In [1]:
import numpy as np
import torch
import faiss
from sentence_transformers import SentenceTransformer
from transformers import BertTokenizer

In [2]:
# Check if MPS is available and set the device accordingly
device = torch.device("cpu")

In [3]:
# Load the custom tokenizer
tokenizer_dir = "archive/custom_tokenizer"  # Path to the saved tokenizer directory
custom_tokenizer = BertTokenizer.from_pretrained(tokenizer_dir)

In [4]:
# Load the pre-trained Sentence-BERT model
model = SentenceTransformer('sentence-transformers/all-mpnet-base-v2')

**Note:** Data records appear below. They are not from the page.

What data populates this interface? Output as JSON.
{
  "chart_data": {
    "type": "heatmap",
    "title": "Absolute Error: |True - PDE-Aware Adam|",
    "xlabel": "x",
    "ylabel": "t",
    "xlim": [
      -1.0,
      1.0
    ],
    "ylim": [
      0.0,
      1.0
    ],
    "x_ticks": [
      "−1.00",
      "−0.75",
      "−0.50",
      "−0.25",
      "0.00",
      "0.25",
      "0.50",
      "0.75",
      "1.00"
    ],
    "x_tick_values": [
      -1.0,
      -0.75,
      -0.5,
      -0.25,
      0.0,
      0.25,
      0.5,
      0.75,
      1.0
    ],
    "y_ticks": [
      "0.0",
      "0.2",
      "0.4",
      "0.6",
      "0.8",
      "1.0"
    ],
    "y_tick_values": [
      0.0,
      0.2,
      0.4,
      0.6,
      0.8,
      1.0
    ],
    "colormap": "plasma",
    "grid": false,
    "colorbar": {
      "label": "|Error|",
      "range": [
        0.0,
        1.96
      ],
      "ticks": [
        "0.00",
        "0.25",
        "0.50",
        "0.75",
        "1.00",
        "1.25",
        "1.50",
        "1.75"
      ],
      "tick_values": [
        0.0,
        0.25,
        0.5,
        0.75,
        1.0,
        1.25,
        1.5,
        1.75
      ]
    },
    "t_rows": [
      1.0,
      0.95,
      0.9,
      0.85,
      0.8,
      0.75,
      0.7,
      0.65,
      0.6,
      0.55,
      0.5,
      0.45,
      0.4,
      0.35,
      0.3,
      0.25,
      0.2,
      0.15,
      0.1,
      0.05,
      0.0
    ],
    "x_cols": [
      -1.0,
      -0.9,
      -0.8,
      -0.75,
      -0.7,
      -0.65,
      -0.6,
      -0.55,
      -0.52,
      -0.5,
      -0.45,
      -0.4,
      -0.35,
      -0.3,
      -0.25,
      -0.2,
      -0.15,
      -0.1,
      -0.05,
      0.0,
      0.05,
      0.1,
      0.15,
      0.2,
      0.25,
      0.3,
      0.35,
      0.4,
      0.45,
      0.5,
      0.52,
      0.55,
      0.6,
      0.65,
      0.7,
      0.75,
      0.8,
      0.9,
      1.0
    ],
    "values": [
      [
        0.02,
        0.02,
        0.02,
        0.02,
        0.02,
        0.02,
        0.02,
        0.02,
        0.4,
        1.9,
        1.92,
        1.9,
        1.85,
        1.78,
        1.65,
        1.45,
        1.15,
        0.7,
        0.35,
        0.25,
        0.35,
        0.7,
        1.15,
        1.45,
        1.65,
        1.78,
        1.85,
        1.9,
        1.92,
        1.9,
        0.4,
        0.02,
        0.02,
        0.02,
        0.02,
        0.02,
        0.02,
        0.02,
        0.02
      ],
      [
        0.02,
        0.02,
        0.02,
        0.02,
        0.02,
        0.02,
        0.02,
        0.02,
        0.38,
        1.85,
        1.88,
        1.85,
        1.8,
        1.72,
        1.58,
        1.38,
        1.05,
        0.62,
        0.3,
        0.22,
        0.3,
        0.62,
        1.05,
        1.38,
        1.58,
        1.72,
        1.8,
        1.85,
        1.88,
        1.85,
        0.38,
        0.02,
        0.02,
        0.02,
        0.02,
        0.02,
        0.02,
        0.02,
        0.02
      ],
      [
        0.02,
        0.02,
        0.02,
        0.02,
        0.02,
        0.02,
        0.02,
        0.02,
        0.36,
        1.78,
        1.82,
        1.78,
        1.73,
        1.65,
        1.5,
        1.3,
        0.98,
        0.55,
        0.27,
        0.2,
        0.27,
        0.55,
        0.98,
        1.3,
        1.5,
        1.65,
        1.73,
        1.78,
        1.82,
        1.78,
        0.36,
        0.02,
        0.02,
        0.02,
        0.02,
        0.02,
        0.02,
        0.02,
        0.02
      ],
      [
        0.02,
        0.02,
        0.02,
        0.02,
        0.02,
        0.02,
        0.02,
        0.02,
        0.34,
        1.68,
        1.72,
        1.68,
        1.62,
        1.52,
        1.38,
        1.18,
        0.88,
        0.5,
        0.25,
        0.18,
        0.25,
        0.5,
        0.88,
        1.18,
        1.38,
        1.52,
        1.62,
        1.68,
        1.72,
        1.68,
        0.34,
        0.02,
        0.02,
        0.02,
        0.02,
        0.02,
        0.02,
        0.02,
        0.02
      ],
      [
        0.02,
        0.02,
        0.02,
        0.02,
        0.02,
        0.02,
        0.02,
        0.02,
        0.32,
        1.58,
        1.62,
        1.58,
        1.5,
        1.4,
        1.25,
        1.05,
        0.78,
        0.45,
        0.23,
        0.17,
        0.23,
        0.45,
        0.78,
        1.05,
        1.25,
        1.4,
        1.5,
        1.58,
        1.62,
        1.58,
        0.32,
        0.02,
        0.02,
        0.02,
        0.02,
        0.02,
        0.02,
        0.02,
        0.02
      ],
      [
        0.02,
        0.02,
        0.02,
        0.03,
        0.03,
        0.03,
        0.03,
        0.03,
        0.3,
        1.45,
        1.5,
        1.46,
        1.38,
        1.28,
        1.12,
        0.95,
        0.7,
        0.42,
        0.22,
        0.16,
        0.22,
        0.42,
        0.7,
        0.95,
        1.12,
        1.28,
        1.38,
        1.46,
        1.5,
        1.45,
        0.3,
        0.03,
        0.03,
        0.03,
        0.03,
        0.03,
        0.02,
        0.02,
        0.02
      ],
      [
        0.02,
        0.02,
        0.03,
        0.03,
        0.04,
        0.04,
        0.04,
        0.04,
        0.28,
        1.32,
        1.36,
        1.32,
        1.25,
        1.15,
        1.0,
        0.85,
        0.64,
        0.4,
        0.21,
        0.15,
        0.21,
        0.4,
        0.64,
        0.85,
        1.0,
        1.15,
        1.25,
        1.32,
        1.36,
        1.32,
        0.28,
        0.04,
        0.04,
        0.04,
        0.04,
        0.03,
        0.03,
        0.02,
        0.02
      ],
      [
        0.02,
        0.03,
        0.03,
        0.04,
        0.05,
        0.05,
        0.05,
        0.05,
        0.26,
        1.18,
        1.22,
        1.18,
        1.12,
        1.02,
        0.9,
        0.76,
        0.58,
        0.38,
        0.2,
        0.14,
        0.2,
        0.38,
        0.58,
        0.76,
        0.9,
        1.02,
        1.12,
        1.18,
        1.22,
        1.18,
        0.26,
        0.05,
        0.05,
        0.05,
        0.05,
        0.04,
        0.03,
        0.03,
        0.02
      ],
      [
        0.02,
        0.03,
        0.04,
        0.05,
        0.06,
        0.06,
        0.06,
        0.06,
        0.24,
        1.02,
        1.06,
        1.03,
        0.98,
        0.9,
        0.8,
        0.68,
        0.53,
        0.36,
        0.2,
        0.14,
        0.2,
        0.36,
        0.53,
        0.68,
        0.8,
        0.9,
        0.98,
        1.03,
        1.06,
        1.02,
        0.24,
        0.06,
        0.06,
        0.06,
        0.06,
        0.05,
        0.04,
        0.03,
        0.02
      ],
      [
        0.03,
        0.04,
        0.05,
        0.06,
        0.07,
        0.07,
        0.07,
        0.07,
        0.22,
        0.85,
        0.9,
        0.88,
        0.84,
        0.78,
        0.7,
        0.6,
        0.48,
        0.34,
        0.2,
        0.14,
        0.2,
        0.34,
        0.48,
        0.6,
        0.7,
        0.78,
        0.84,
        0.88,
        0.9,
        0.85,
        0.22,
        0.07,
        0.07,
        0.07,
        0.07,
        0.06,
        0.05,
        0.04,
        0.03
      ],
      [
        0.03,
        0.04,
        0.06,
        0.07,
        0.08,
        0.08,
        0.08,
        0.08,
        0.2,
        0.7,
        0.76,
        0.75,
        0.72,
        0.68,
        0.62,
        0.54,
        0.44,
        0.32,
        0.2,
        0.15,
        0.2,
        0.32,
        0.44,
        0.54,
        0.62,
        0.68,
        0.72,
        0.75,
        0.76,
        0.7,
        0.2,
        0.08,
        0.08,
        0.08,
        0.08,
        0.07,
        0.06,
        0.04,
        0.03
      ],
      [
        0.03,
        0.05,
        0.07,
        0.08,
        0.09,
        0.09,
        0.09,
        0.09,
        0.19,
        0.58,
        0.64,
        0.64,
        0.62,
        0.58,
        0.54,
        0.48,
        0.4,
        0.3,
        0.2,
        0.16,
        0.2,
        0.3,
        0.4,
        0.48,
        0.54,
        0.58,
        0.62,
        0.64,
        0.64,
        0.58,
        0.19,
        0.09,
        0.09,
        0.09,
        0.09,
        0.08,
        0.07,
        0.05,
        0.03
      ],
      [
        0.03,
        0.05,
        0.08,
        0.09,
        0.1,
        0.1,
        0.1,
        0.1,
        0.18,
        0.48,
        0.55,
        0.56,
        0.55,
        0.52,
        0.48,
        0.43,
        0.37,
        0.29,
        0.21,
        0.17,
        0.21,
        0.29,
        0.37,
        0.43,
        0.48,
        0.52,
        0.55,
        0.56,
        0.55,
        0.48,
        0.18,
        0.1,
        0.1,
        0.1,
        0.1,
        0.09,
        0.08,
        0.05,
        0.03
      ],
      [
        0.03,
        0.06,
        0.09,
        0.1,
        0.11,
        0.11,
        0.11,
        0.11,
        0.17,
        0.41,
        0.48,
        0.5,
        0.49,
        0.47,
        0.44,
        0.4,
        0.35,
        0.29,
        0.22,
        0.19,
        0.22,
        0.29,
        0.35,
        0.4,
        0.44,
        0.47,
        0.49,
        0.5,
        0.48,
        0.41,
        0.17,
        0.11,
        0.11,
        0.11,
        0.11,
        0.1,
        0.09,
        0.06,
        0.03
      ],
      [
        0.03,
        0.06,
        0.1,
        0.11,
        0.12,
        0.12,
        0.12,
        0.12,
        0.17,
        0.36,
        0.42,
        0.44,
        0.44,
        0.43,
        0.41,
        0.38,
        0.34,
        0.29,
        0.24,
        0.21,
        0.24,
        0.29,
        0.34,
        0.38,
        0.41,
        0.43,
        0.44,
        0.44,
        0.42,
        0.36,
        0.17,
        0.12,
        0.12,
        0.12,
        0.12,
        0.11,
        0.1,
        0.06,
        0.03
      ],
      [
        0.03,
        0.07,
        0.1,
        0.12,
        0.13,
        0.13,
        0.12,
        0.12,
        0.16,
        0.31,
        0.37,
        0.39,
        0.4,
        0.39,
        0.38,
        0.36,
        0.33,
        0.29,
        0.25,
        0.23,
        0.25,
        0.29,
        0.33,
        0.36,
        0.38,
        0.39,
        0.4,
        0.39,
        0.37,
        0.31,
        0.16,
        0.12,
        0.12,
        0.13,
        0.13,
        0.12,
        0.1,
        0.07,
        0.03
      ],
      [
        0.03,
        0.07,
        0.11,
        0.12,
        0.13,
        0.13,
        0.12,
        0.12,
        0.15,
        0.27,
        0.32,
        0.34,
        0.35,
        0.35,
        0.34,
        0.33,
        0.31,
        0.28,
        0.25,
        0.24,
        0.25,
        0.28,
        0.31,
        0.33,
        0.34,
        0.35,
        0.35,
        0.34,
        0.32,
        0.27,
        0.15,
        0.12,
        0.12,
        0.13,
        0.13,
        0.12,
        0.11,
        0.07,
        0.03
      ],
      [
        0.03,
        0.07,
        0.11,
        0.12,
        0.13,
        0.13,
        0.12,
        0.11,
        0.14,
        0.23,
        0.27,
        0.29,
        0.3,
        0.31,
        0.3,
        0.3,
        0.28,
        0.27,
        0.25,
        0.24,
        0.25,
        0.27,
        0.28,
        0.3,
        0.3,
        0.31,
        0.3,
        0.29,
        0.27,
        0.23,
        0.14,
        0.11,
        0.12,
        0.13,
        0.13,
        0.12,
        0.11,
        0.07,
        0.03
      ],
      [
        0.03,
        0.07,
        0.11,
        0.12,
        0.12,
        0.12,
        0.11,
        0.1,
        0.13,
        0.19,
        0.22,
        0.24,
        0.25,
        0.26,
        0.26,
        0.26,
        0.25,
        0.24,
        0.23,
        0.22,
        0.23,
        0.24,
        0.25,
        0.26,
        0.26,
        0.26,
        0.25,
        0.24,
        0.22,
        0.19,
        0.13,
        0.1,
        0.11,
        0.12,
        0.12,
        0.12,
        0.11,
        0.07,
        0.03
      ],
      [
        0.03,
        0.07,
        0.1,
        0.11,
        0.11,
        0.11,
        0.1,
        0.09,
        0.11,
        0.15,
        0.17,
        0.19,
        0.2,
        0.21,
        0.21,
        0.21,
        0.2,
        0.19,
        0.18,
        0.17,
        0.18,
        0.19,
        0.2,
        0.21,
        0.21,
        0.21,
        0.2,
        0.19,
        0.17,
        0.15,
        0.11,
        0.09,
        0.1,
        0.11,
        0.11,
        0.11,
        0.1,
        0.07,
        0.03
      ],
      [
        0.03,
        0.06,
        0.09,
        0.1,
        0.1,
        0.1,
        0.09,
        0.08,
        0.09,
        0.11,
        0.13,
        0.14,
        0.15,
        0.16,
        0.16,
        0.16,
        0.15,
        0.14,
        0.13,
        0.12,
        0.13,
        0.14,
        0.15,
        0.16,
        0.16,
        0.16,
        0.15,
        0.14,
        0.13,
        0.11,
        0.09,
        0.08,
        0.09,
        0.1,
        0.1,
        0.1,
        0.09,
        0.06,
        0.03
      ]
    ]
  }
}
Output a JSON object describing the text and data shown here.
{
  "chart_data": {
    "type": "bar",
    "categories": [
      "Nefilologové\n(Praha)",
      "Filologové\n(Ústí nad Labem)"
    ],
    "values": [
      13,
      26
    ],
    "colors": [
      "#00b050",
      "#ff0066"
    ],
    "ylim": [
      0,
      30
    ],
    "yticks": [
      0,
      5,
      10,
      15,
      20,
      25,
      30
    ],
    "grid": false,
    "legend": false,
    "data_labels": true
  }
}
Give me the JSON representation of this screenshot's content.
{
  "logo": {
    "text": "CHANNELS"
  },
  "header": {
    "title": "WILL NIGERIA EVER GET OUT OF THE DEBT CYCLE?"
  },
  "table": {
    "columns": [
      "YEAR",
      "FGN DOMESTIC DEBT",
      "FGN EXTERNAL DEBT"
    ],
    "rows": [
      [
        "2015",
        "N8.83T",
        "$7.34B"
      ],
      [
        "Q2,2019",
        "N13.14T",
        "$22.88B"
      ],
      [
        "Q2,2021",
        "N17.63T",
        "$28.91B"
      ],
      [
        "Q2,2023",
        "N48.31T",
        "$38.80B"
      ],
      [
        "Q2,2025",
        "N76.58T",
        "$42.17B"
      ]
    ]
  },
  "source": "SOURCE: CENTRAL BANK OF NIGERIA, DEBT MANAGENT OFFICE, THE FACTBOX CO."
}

# Replace the default tokenizer with the custom tokenizer
model.tokenizer = custom_tokenizer

In [5]:
# Query and document examples
query = "Donald Trump recently visited the UK."
documents = [
    "The President of the United States visited the UK.",
    "The UK was visited by the President of the United States.",
    "ONU congress decides to ban nuclear weapons.",
    "The sky is blue.",
    "The sun is shining.",
    "Recipe for a delicious cake."
]

# Generate embeddings for documents and query
doc_embeddings = model.encode(documents)
query_embedding = model.encode([query])

# Normalize embeddings
doc_embeddings = doc_embeddings / np.linalg.norm(doc_embeddings, axis=1, keepdims=True)
query_embedding = query_embedding / np.linalg.norm(query_embedding, axis=1, keepdims=True)

# Create FAISS index
dimension = doc_embeddings.shape[1]
index = faiss.IndexFlatIP(dimension)
index.add(np.array(doc_embeddings))

# Search for the most similar documents
k = len(documents)
distances, indices = index.search(np.array(query_embedding), k)

# Display results
for i, idx in enumerate(indices[0]):
    fragment = documents[idx]
    score = distances[0][i]
    print(f"Fragment: {fragment}\nGrad de similitudine: {score:.2f}")


Fragment: The sky is blue.
Grad de similitudine: 0.98
Fragment: The sun is shining.
Grad de similitudine: 0.58
Fragment: ONU congress decides to ban nuclear weapons.
Grad de similitudine: 0.55
Fragment: Recipe for a delicious cake.
Grad de similitudine: 0.47
Fragment: The President of the United States visited the UK.
Grad de similitudine: 0.43
Fragment: The UK was visited by the President of the United States.
Grad de similitudine: 0.39